Each piece has wash and care instructions on the pockets, along with advice on how to repair, donate or recycle the product after use.
“Sustainability has become a driving force for our brand and our business,” said Martijn Hagman, chief executive officer of Tommy Hilfiger global. “As a leading fashion brand, we have a responsibility to drive the transition to a circular economy and we are proud to work alongside the Ellen MacArthur Foundation to achieve this. This shift requires a full rethink of the fashion value chain, and these pieces are a testament to the skill, expertise and dedication of both teams as we continue to push the boundaries in both design and manufacturing. This is just one step on our path to creating fully circular products.”
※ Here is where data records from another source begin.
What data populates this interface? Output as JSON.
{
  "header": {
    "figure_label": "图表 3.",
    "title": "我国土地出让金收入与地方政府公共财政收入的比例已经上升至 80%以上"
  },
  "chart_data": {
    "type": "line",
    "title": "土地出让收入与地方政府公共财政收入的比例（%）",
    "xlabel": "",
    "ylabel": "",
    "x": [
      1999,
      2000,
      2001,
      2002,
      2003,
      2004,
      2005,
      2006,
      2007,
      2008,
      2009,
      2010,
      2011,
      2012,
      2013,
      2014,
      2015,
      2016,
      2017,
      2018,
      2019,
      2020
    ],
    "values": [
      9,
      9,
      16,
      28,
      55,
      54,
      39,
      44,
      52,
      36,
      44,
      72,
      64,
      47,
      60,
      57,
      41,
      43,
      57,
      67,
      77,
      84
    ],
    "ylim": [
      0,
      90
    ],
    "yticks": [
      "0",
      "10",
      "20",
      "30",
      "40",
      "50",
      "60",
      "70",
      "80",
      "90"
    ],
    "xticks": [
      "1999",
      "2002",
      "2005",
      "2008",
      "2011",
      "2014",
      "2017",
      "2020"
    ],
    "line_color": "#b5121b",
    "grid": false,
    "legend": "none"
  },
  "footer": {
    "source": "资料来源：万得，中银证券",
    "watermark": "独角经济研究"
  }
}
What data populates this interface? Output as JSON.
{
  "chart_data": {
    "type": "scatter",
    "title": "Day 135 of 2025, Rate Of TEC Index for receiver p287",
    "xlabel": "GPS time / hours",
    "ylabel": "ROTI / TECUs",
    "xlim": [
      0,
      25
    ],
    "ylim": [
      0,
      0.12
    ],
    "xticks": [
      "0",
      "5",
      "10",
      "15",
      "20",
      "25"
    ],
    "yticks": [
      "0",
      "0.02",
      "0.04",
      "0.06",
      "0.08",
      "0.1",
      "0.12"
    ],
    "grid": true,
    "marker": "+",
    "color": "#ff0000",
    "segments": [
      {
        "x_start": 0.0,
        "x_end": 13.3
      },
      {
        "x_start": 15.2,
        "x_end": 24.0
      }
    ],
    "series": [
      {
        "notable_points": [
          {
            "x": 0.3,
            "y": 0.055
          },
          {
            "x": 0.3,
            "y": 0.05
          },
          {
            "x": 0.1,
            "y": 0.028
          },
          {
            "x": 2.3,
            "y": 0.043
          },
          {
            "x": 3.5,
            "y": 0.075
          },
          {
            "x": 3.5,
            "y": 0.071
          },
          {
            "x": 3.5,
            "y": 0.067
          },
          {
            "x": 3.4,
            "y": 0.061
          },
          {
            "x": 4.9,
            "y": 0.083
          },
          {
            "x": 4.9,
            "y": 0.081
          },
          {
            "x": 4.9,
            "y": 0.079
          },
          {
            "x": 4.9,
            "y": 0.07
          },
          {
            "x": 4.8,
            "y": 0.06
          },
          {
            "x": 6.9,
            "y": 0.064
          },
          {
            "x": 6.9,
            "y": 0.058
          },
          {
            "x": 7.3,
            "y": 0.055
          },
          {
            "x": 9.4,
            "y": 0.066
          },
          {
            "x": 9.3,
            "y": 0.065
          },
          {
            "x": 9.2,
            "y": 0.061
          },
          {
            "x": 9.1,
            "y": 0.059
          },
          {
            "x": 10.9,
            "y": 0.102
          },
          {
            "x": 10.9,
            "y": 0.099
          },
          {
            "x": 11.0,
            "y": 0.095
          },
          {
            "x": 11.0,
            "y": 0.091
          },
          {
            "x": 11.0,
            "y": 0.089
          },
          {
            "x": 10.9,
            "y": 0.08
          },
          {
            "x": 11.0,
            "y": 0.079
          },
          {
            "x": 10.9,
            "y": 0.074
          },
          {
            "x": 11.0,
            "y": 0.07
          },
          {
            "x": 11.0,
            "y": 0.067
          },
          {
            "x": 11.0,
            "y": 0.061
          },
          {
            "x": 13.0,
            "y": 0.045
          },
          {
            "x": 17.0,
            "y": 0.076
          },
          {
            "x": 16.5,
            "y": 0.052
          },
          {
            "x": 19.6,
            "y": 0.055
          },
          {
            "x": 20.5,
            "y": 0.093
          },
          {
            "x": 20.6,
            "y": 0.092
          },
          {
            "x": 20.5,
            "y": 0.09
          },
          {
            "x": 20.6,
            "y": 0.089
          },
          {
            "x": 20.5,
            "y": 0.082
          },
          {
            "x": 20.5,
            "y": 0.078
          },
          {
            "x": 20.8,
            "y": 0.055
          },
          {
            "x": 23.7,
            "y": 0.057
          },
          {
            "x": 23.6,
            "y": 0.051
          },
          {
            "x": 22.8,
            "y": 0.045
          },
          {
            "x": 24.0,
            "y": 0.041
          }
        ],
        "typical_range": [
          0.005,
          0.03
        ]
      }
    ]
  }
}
Francois Souchet, Make Fashion Circular Lead of the Ellen MacArthur Foundation said, “As a denim industry leader, and one of the first brands to sign up to Jeans Redesign, Tommy Hilfiger is demonstrating how we can all work together to redesign fashion’s future. The launch of this collection is an exciting step toward a circular economy for fashion where the clothes we love never become waste.”
This collection is part of Hilfiger’s ongoing commitment to eliminate waste by innovating for circularity. To date, Hilfiger has trained more than 80 percent of its designers on circular design principles and recently launched Tommy for Life, its first circular business model. Under this program, the company takes back items from customers and partners, cleans, repairs and resells them, keeping products in use longer. The company has produced more than two million pieces of lower impact denim, which is finished through a process that uses less water and energy than traditional processes and has become the first major company in the denim market to use 100 percent recycled cotton at scale.
Hilfiger’s Make It Possible program seeks to create fashion that “Wastes Nothing and Welcomes All.” Make It Possible is powered by PVH’s Forward Fashion strategy, a set of 15 priorities designed to reduce negative impacts to zero, increase positive impacts to 100 percent and improve over one million lives across its value chain.